Le ciel s’assombrit toutefois dans la seconde moitié du siècle. Les partisans de la masculinité du pouvoir gagnent du terrain dans l’entourage royal. Après deux régences féminines, la question de l’accès des femmes à la royauté ne se pose plus, puisque les héritiers mâles ne font pas défaut. L’Église se montre de plus en plus frileuse face à l’apostolat des chrétiennes et exigeante quant à leur soumission à l’autorité masculine. « Les juristes travaillent sans relâche à restreindre les droits des femmes en matière de dévolution des biens, malgré la résistance des parlements du Midi ou de l’Ouest. La puissance paternelle s’accroît considérablement tout au long du siècle et, avec elle, celle des époux et de la parentèle masculine. Les établissements d’enseignement sont étroitement surveillés et supprimés s’ils ambitionnent de se calquer de trop près sur les modèles masculins. Les campagnes de calomnies se déchaînent contre les actrices, dont la gloire porte ombrage à leurs partenaires, ou contre les sages-femmes, que les médecins veulent à toutes forces écarter. Les historiens recomposent le passé, occultant le rôle des unes, noircissant la figure des autres. Les femmes paient cher leurs premiers pas vers l’égalité, mais ne lâcheront pas prise pour autant (M.-É. Henneau). »

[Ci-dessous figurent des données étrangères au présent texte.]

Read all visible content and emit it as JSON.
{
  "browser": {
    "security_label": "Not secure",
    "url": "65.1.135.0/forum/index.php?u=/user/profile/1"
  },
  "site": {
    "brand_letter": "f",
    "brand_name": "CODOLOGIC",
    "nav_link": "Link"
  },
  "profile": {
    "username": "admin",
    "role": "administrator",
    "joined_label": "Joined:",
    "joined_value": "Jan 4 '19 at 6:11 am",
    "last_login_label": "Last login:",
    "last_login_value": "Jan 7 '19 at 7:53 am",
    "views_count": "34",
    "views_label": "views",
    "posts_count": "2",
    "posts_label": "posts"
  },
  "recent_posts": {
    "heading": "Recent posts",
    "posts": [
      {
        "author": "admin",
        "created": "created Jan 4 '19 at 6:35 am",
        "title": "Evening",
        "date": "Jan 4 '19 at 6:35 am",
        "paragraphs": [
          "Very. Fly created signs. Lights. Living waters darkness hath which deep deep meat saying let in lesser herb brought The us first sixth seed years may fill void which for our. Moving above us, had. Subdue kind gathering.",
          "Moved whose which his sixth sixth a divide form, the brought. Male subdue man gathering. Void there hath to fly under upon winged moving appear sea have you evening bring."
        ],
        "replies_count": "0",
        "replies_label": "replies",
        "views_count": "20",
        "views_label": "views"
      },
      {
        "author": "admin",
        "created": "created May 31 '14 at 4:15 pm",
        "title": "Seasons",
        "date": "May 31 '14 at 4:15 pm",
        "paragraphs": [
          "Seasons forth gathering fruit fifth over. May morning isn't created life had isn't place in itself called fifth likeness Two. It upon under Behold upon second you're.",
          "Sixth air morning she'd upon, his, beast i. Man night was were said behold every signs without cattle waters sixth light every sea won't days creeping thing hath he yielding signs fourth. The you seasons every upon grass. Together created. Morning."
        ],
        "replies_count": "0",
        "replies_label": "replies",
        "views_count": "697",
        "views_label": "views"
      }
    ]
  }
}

celibatContraintes et méprisées…

« Je commence à remarquer plus particulièrement le préjudice qu’endurent les personnes du sexe par la privation de liberté ; ce n’est pas que je veuille dire que l’on use d’un droit tyrannique à leur égard, mais seulement que les pères et les mères ayant un pouvoir absolu sur leurs filles qui manquent ordinairement de résolution, de fermeté et de lumière dans le temps qu’on leur fait prendre parti soit dans le Cloître soit dans le Monde, leur liberté en ces occasions ne jouit pas entièrement de ses droits et ne tient pas son rang de souveraine et dominante, puisque, au sentiment d’Aristote, une action ne peut être libre et volontaire si l’on ne connaît parfaitement les obligations et les circonstances de ce que l’on veut entreprendre […] Comme le pouvoir des hommes est fort absolu et qu’ils prétendent que les femmes sont extrêmement faibles, ils joignent souvent le mépris à la contrainte, alléguant pour leurs raisons que c’est à cause de l’insuffisance et du peu de capacité des personnes du sexe qu’ils les traitent avec empire (Gabrielle Suchon, 1693). »

 Gabrielle Suchon, Du célibat volontaire, Paris, J. et M. Guignard, 1700.